"ph" == perl@hush.ai writes:
ph> I would think that we would be able to use work originally ph> licensed under the cc license on wikipedia even if we ph> relicense it under the GFDL. There is nothing in the cc ph> license that says we can't.
(I am not a lawyer; this is not legal advice.)
Hurgh. Well, that depends on the CC license you're talking about. There are 11 core licenses, and several additional ones.
Any Creative Commons license that has the ShareAlike license element has this clause in the license:
"You may distribute, publicly display, publicly perform, or publicly digitally perform a Derivative Work only under the terms of this License, [...] You may not offer or impose any terms on the Derivative Works that alter or restrict the terms of this License or the recipients' exercise of the rights granted hereunder, [...]"
In other words, you're not allowed to add additional licenses, or change the license. That's the essence of copyleft. You use _exactly_ the same license for derived works. Same thing for the GFDL, btw:
"You may copy and distribute a Modified Version of the Document under the conditions of sections 2 and 3 above, provided that you release the Modified Version under precisely this License,"
Non-copyleft licenses don't have that kind of restriction. But most of the CC licenses that aren't copyleft have other provisions (NoDerivatives, NonCommercial) that make them unsuitable for incorporating into GFDL material. Derivatives of works licensed under the Attribution license (just requires attribution) could probably be licensed under the GFDL.
The original creator can offer a work under any license or licenses they want.

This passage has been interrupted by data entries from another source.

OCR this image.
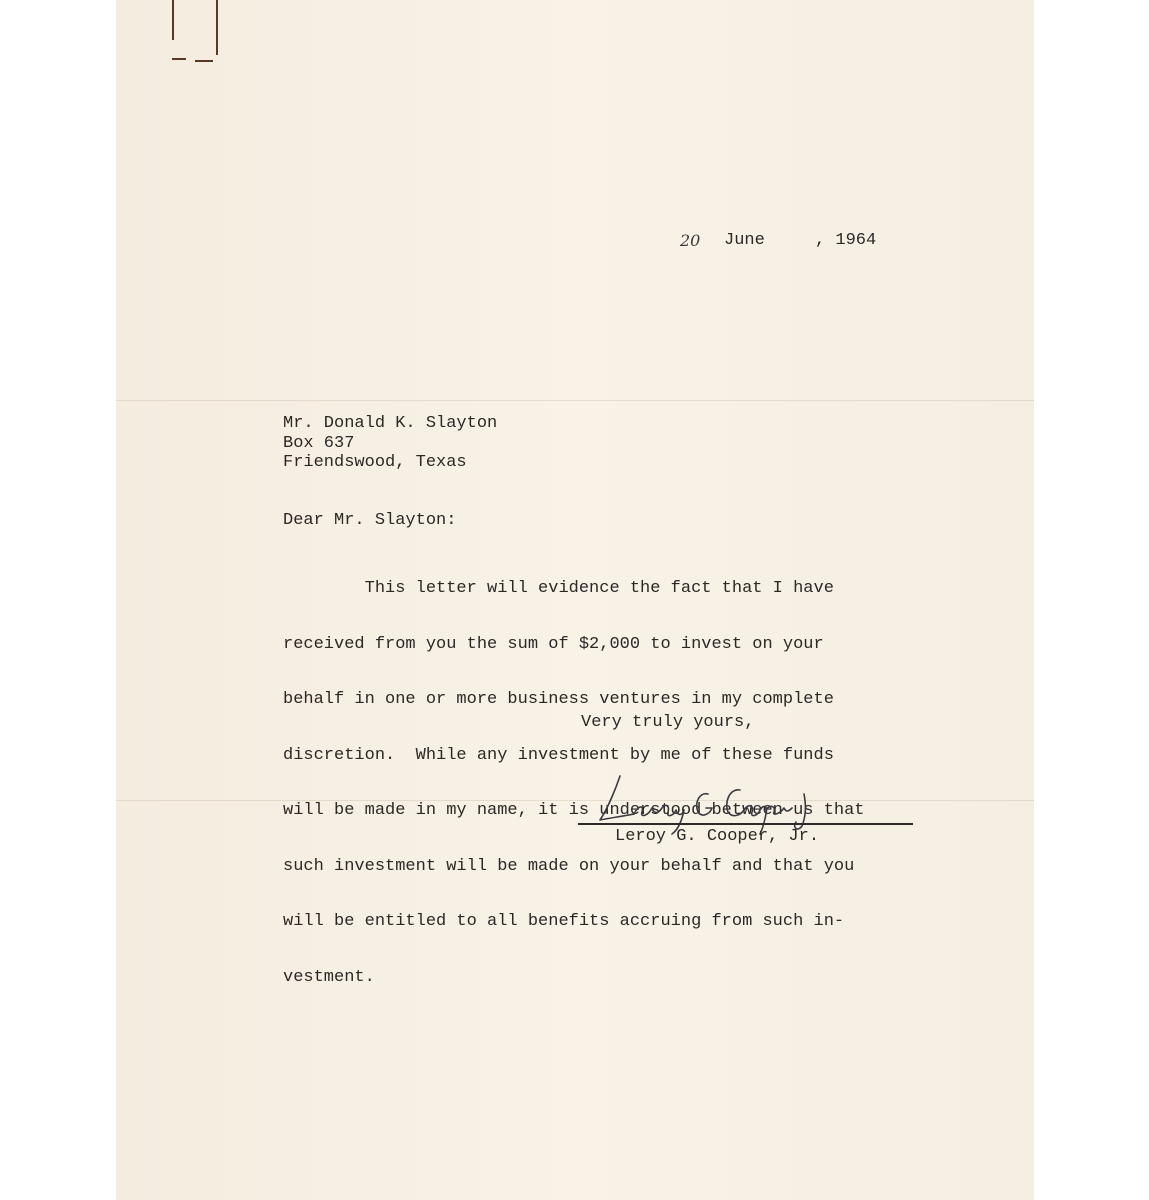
20 June	, 1964
Mr. Donald K. Slayton
Box 637
Friendswood, Texas
Dear Mr. Slayton:

This letter will evidence the fact that I have

received from you the sum of $2,000 to invest on your

behalf in one or more business ventures in my complete

discretion.  While any investment by me of these funds

will be made in my name, it is understood between us that

such investment will be made on your behalf and that you

will be entitled to all benefits accruing from such in-

vestment.

Very truly yours,
Leroy G. Cooper, Jr.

Dual licenses would probably work.
ph> I think some wikipedians even use photos that are licensed ph> under the cc.
This all depends on what the "Document" is in the GFDL (called the "Work" in CC licenses). It's not stated on the copyrights page:
http://en.wikipedia.org/wiki/Wikipedia:Copyrights
...or anywhere else that I know of what the Document is, but I think we tend to treat them as individual images and individual articles, _separately_. So it's OK to put images and articles together that have different licenses. Taking elements of a Creative Commons Attribution-ShareAlike-licensed image, say, and making a GFDL'd image, would not be OK: it'd be making a Derivative Work, which has to be under exactly the by-sa.
Needless to say, this is hairy stuff. Why not avoid it wherever possible?